Executive control of attention refers to processes that detect and resolve conflict among competing thoughts and actions. Despite the high-level nature of this faculty, the role of awareness in executive control of attention is not well understood. In this study, we used interocular suppression to mask the flankers in an arrow flanker task, in which the flankers and the target arrow were presented simultaneously in order to elicit executive control of attention. Participants were unable to detect the flanker arrows or to reliably identify their direction when masked. There was a typical conflict effect (prolonged reaction time and increased error rate under flanker-target incongruent condition compared to congruent condition) when the flanker arrows were unmasked, while the conflict effect was absent when the flanker arrows were masked with interocular suppression. These results suggest that blocking awareness of competing stimuli with interocular suppression prevents the involvement of executive control of attention.

Clozapine improves the orienting of attention in schizophrenia.

Attentional deficits are prominent in the cognitive profile of patients with schizophrenia. However, it remains unclear whether treatment with clozapine, an atypical antipsychotic and first-line intervention used to reduce positive and negative symptoms of psychosis, improves the attentional functions. We used the revised attention network test to measure alerting, orienting, and executive control of attention both pre- and post-treatment with clozapine in patients with schizophrenia (n=32) and compared performance to healthy controls (n=32). Results revealed that there were deficits in all three attentional functions pre-treatment, and while clozapine improved the orienting function in patients with schizophrenia, there was no evidence for improvement in the alerting and executive control of attention. The enhancement of the orienting function by clozapine may increase the ability of patients with schizophrenia to orient towards objects and thoughts of interest.

Supramodal executive control of attention.

The human attentional system can be subdivided into three functional networks of alerting, orienting, and executive control. Although these networks have been extensively studied in the visuospatial modality, whether the same mechanisms are deployed across different sensory modalities remains unclear. In this study we used the attention network test for the visuospatial modality, in addition to two auditory variants with spatial and frequency manipulations to examine cross-modal correlations between network functions. Results showed that among the visual and auditory tasks, the effects of executive control, but not effects of alerting and orienting, were significantly correlated. These findings suggest that while alerting and orienting functions rely more upon modality-specific processes, the executive control of attention coordinates complex behavior via supramodal mechanisms.

Cognitive control and attentional functions.

Cognitive control is essential to flexible, goal-directed behavior under uncertainty, yet its underlying mechanisms are not clearly understood.
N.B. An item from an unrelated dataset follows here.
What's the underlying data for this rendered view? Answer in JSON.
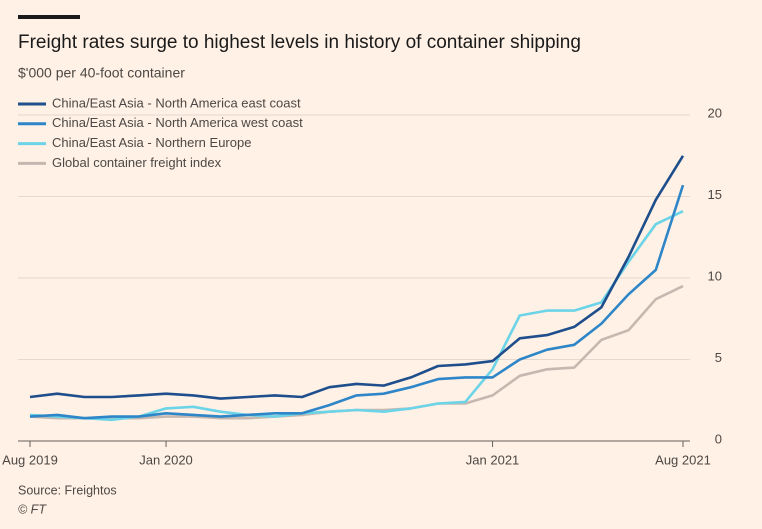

Because attentional functions are known to allocate mental resources and prioritize the information to be processed, we propose that the attentional functions of alerting, orienting, and executive control and the interactions among them contribute to cognitive control in the service of uncertainty reduction. To test this hypothesis, we examined the relationship between cognitive control and attentional functions. We used the Majority Function Task (MFT) to manipulate uncertainty in order to evoke cognitive control along with the Revised Attention Network Test (ANT-R) to measure the efficiency and the interactions of attentional functions. A backwards, stepwise regression model revealed that performance on the MFT could be significantly predicted by attentional functions and their interactions as measured by the ANT-R. These results provide preliminary support for our theory that the attentional functions are involved in the implementation of cognitive control as required to reduce uncertainty, though further investigation is needed.